I’m not really listening to any of this conversation, not even to myself, because I’m thinking of ways to get rid of Bethany’s body, or at least debating whether or not I should keep it in my apartment another day or so. If I decide to get rid of it tonight, I can easily stuff what’s left of her into a Hefty garbage bag and leave it in the stairwell; or I can exert the extra effort and drag it into the street, leaving it with the rest of the trash on the curb.
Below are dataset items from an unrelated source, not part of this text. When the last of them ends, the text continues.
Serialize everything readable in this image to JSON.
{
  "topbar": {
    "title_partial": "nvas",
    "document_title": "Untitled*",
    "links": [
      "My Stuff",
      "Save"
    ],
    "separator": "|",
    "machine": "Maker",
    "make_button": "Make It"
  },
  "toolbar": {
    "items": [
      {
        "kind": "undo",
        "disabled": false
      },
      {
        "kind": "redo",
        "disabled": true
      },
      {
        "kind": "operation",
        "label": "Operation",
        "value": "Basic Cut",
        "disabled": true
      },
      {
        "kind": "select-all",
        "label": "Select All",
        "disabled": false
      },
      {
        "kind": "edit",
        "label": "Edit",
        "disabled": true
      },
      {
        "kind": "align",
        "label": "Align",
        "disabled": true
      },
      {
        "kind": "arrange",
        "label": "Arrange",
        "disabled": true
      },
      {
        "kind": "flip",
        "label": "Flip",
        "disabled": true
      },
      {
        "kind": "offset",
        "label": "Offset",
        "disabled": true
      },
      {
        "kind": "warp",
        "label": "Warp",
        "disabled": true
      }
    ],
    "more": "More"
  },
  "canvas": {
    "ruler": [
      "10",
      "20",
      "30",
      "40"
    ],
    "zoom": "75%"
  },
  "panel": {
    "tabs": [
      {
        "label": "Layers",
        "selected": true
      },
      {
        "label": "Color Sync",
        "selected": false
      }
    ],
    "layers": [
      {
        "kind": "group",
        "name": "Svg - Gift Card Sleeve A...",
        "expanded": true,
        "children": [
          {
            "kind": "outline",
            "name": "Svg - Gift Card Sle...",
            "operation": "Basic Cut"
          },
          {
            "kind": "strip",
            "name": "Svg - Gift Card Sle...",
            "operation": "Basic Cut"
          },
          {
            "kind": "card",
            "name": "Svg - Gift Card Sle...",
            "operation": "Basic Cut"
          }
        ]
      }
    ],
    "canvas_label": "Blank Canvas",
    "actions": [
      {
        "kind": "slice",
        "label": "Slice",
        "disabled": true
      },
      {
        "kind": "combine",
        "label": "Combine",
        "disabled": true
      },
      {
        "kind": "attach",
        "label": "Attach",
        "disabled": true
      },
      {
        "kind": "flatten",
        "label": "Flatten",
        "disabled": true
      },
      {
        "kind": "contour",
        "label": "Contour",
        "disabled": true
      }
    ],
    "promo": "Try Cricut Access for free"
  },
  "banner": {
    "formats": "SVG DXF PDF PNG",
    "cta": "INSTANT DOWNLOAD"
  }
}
I could even take it to the apartment in Hell’s Kitchen and pour lime over it, smoke a cigar and watch it dissolve while listening to my Walkman, but I want to keep the men’s bodies separate from the women’s, and besides, I also want to watch Bloodhungry, the videotape I rented this afternoon—its ad line reads, “Some clowns make you laugh, but Bobo will make you die and then he’ll eat your body”—and a midnight trip to Hell’s Kitchen, even without a stop at Bellvue’s for a small bite to eat, wouldn’t give me enough time. Bethany’s bones and most of her intestines and flesh will probably get dumped into the incinerator down the hall from my apartment.

Courtney, McDermott and I have just left a Morgan Stanley party that took place near the Seaport at the tip of Manhattan in a new club called Goldcard, which seemed like a vast city of its own and where I ran into Walter Rhodes, a total Canadian, whom I haven’t seen since Exeter and who also, like McDermott, reeked of Xeryus, and I actually told him, “Listen, I’m trying to stay away from people. I’m avoiding even speaking to them,” and then I asked to be excused. Only slightly stunned, Walter said, “Uh, sure, I, um, understand.” I’m wearing a six-button double-breasted wool-crepe tuxedo with pleated trousers and a silk grosgrain bow tie, all by Valentino. Luis Carruthers is in Atlanta for the week. I did a line of coke with Herbert Gittes at Goldcard and before McDermott hailed this cab to head for Nell’s I took a Halcion to get rid of the edge from the cocaine, but it hasn’t sunk in yet. Courtney seems attracted to McDermott and since her Chembank card wasn’t functioning tonight, at least not at the automated teller we stopped at (the reason being she uses it too often to cut lines of coke with, though she would never admit this; cocaine residue has, at various times, fucked up my card also) and McDermott’s was working, she bypassed mine in favor of his, which means, knowing Courtney, that she wants to fuck McDermott. But it doesn’t really matter. Even though I’m more handsome than Craig, we both look pretty much the same. Talking animals were the topic of this morning’s Patty Winters Show. An octopus was floating in a makeshift aquarium with a microphone attached to one of its tentacles and it kept asking—or so its “trainer,” who is positive that mollusks have vocal cords, assured us—for “cheese.” I watched, vaguely transfixed, until I started to sob. A beggar dressed as a Hawaiian frets over a garbage can on the darkened corner of Eighth and Tenth.